Forschendes Interesse am Kunstbetrieb: Andrea Fraser.

Essays:

"Über die soziale Welt sprechen"

"There's no place like home"

"L'1% c'est moi"

Foto: Rainer Iglar

Wien – Andrea Fraser ist eine der herausragendsten Vertreterinnen der sogenannten Institutional Critique. Kurz gesagt: Sie entlarvt das System der Kunst, deren Akteure, deren Markt – nicht ohne ihre eigene Rolle als Künstlerin in diesem, seit Frasers Anfängen in den 1990er-Jahren immer komplexeren Gefüge zu hinterfragen. In Videoperformances persiflierte sie aufgeblasene Rhetoriken, karikierte das Selbstverständnis der Museen, hinterfragte deren Funktion sowie soziale und ökonomische Missverhältnisse. Am Dienstag wurde ihr in Wien der Oskar-Kokoschka-Preis verliehen. Zuletzt erhielt den alle zwei Jahre vergebenen, mit 20.000 Euro dotierten Preis des Bundesministeriums für Wissenschaft, Forschung und Wirtschaft Peter Weibel. Mit ihm als Österreich-Kommissär nahm Fraser 1993 an der Biennale Venedig teil.

STANDARD: In zwei Videoperformances, "Little Frank and His Carp" und "A Visit to the Sistine Chapel" stellen Sie die Museumsbesucher als sinnlich Verführte dar. Warum ist Verführung im Museum falsch?

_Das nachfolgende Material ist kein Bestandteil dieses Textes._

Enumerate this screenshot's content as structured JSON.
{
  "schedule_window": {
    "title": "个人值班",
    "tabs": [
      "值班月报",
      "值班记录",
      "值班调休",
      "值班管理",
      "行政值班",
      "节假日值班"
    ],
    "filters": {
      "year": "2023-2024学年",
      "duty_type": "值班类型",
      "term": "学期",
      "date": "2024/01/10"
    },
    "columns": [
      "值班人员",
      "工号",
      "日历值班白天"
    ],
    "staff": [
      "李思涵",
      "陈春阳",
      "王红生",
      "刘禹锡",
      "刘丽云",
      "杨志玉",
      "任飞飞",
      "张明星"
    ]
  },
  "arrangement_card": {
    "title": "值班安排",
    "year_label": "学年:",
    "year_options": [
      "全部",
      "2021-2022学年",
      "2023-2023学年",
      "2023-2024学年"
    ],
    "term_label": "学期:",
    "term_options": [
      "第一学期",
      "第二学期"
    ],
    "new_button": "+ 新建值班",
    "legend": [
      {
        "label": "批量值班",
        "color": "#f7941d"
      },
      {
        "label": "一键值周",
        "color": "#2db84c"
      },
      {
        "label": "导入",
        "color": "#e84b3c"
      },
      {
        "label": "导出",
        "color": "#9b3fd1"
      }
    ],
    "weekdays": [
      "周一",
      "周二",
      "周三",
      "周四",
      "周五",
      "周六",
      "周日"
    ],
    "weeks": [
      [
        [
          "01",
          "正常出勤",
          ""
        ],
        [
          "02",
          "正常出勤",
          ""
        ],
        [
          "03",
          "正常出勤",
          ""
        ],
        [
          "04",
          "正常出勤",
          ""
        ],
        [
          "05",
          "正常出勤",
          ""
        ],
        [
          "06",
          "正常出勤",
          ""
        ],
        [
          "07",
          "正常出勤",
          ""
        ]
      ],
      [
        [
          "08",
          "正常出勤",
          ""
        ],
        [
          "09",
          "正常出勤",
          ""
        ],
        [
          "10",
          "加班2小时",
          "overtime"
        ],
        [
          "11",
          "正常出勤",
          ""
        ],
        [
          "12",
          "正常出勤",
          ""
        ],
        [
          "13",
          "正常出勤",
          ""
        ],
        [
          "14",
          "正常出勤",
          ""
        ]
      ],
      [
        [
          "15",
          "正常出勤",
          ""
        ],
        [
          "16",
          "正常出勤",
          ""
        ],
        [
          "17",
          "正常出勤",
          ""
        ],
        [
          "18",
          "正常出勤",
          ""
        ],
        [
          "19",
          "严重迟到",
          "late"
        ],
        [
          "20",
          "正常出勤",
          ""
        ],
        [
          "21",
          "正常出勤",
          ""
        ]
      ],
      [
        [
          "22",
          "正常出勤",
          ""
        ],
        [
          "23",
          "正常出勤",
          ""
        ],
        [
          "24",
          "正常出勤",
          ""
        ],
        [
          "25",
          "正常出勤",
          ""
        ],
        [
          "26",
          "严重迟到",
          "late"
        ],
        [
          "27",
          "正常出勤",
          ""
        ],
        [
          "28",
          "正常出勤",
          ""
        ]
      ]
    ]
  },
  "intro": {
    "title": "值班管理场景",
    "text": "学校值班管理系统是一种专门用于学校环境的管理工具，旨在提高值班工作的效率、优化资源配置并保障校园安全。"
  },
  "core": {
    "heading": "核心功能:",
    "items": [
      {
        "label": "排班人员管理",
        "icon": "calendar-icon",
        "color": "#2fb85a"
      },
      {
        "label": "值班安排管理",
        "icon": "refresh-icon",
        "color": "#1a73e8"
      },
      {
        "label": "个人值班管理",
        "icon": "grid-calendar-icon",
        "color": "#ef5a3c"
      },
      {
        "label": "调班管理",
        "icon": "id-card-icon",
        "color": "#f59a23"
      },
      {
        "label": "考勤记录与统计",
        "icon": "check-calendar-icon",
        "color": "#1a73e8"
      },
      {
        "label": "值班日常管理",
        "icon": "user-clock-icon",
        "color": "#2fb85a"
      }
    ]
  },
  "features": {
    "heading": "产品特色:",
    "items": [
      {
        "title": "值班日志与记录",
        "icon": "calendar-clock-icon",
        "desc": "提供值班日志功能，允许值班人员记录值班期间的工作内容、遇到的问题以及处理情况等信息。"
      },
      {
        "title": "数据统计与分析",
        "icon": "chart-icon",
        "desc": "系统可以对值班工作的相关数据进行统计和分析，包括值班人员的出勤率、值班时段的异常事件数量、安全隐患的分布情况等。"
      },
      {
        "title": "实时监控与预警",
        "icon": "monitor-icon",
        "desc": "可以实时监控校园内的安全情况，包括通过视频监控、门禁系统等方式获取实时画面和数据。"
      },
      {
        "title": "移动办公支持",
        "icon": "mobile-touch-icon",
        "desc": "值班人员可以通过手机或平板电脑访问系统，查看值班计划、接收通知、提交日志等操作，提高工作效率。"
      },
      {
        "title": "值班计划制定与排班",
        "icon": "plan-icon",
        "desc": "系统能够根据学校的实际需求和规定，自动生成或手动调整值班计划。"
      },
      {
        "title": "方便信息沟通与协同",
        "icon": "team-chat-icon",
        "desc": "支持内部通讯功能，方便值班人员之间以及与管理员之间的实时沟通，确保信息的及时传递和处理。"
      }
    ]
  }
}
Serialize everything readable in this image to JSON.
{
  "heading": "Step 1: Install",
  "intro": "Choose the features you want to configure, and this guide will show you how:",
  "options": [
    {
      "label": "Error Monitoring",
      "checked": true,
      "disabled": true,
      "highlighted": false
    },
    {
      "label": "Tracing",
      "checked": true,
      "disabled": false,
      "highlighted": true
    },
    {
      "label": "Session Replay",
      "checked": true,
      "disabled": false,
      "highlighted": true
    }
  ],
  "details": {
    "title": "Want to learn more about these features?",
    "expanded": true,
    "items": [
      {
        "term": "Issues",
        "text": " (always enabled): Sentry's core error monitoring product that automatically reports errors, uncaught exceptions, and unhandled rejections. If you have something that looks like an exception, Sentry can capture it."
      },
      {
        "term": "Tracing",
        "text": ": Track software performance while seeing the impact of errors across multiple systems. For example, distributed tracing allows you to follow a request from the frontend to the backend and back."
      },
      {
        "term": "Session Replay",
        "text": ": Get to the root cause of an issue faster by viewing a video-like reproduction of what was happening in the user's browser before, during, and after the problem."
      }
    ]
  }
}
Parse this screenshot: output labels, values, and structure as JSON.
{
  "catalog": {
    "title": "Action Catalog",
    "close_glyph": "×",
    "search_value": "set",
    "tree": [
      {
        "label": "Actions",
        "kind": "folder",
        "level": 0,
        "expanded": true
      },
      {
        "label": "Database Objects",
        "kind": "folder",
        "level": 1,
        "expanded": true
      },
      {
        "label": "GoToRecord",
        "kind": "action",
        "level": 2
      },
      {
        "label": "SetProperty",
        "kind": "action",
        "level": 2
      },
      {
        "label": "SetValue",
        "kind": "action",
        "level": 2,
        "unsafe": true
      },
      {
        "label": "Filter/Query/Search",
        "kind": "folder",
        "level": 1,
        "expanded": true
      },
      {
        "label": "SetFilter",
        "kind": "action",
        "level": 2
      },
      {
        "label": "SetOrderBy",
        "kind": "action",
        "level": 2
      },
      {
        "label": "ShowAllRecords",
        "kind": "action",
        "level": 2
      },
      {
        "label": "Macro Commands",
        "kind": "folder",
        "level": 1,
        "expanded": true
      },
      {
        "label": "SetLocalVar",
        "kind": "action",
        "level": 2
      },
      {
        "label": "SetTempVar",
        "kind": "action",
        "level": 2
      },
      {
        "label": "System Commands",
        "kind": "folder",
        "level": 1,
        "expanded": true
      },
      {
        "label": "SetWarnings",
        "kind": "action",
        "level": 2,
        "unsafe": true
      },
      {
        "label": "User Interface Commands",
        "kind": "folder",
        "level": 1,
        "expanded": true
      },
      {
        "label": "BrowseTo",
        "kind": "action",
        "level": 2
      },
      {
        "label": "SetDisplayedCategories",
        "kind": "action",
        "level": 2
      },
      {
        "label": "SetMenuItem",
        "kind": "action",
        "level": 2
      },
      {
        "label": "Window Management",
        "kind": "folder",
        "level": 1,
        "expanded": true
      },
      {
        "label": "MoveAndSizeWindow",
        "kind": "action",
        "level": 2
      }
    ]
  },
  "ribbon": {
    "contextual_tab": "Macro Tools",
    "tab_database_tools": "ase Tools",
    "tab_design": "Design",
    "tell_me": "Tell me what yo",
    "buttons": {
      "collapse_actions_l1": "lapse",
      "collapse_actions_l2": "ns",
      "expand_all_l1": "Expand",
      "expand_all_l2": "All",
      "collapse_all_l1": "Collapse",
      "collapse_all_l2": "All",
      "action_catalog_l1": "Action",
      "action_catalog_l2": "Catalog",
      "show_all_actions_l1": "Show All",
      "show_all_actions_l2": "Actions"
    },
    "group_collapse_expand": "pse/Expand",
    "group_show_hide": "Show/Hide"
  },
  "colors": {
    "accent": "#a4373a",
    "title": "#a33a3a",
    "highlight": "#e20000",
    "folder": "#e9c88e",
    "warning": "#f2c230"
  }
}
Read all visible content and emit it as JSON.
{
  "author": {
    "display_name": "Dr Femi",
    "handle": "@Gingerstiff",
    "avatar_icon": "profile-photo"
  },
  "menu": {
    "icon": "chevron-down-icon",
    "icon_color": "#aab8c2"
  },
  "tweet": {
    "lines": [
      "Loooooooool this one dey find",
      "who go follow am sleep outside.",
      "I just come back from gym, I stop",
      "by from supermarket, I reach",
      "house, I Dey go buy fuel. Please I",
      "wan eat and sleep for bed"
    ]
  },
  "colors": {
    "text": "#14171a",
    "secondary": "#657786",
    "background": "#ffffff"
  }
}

Fraser: Es ist die Frage, zu was wir verführt werden. Werden wir zur Vorstellung verführt, Freiheiten zu haben, die wir nicht haben, zur Identifikation mit neoliberalen globalen Richtlinien, zu einer Fantasie über die Freiheit von Künstlern und Prominenten? Wir werden verführt zu einer Art unkritischer Frömmigkeit gegenüber Kunst und Institutionen. Mir geht es um den nicht denken machenden Teil der Verführung, um eine Art von unbewusstem, auch passivem Verfolgen der Vorgaben.

Flip Floppy

STANDARD: Oft waren die auftraggebenden Institutionen auch Gegenstand Ihrer kritischen Studien. Gab es da jemals Probleme?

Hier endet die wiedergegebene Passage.